So he got a life in prison sentence instead of the death penalty, which I suppose begs the question of which of these two punishments is harsher. On Nightline last night I heard the psychologist who examined him say Moussaoui had schizophrenia and came from a family plagued with mental illness, but the court dismissed these claims. When first caught Moussaoui actually said he had nothing to do with 9/11, the mastermind behind the attack said Moussaoui had nothing to do with it either. Then Moussaoui’s story changed and he practically dared the jury to give him the death sentence.
Perhaps he missed his chance and wanted to try dying a martyr this way. But the final moments of the court room went something like this…
Addressing the court, he (Moussaoui) said he had been branded a terrorist, but had “never attacked anyone”.
“God curse America. God save Osama Bin Laden. You’ll never get him,” he said.
“I will be free and my liberation will be the proof that we are the soldiers of God and you are the army of Satan.”
But the judge told Moussaoui: “When this proceeding is over, everyone else in this room will leave to see the sun… hear the birds… and they can associate with whomever they want.
“You will spend the rest of your life in a supermax prison. It’s absolutely clear who won.”

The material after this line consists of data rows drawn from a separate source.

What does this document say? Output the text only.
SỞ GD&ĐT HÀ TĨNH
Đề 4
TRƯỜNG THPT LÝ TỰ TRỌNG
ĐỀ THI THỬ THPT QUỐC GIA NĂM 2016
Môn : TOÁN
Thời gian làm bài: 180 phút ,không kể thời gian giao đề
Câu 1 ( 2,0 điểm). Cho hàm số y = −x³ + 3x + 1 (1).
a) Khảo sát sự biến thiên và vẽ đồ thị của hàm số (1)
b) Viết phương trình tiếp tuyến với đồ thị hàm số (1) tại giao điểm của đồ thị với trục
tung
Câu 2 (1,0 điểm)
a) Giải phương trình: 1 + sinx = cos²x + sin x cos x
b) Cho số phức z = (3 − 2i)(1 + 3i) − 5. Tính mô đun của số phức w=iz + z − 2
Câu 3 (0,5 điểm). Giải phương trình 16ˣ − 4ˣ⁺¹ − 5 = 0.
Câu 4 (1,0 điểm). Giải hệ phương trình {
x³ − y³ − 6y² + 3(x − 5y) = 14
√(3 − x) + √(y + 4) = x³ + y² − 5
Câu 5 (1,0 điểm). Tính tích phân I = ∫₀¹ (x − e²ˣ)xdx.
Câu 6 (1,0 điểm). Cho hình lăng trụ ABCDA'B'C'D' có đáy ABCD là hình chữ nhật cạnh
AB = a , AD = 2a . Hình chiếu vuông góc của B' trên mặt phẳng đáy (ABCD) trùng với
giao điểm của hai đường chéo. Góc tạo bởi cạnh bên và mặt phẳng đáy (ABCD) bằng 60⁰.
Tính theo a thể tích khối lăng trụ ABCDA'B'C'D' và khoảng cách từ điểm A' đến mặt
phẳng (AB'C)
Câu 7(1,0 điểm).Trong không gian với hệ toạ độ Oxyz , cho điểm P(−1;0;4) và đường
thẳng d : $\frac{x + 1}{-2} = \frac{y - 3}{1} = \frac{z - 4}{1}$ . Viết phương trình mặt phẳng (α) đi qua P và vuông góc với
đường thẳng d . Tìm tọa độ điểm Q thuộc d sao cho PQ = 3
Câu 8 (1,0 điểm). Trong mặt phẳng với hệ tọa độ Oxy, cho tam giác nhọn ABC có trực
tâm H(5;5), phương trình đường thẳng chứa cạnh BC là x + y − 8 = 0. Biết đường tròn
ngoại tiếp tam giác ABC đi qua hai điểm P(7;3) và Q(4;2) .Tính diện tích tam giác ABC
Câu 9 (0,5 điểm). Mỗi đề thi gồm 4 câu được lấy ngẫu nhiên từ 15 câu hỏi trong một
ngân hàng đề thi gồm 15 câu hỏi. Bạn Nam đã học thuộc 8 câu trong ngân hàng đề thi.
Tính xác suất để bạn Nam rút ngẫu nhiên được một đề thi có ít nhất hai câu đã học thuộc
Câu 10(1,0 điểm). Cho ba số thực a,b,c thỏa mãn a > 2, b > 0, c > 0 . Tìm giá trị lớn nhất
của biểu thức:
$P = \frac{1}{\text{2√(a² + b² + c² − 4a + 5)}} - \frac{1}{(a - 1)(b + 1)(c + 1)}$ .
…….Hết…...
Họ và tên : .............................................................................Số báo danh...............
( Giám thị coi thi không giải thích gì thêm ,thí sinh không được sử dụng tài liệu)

The judge told Moussaoui: “You came here to be a martyr in a great big bang of glory, but to paraphrase the poet TS Eliot; instead you will die with a whimper.
“You will never get a chance to speak again and that’s an appropriate ending.” [source]
On Nightline the reporter concluded the story with “America will not kill the man who hates it so much”, which is a bit odd because I wasn’t aware that America was in the business of killing people who hate it.
The people who examined him, even his lawyers, were convinced he had nothing to do with 9/11. A terrorist perhaps, hateful of Americans indeed, but had an actual hand in the crime no. They were as surprised as everyone else when he went on the stand last month and said he was supposed to lead a 5th plane into the white house; a part of the plan I’ve never heard about nor has anyone else.
But the point is there seems to have been a struggle for power in my opinion. I think Moussaoui wanted to die a martyr and saw America sentencing him to death was a way out. Add to that the fact that his execution would have been used as a recruiting video for AlQueda. I also think the jury may have been aware of this; they did not want to give him a punishment that he actually wanted, that would make it a reward.
‘Life in prison’ meant he wouldn’t die a martyr and the jury would look ‘good’ not killing the man who hates America. Sort of like a vengeful God and a merciful God. But I’ve often wondered which punishment is actually crueller. In either one your life is taken away from you but life in prison seems to be the slow and torturous type.
But who knows.
Maybe death is easier to live with (no pun intended).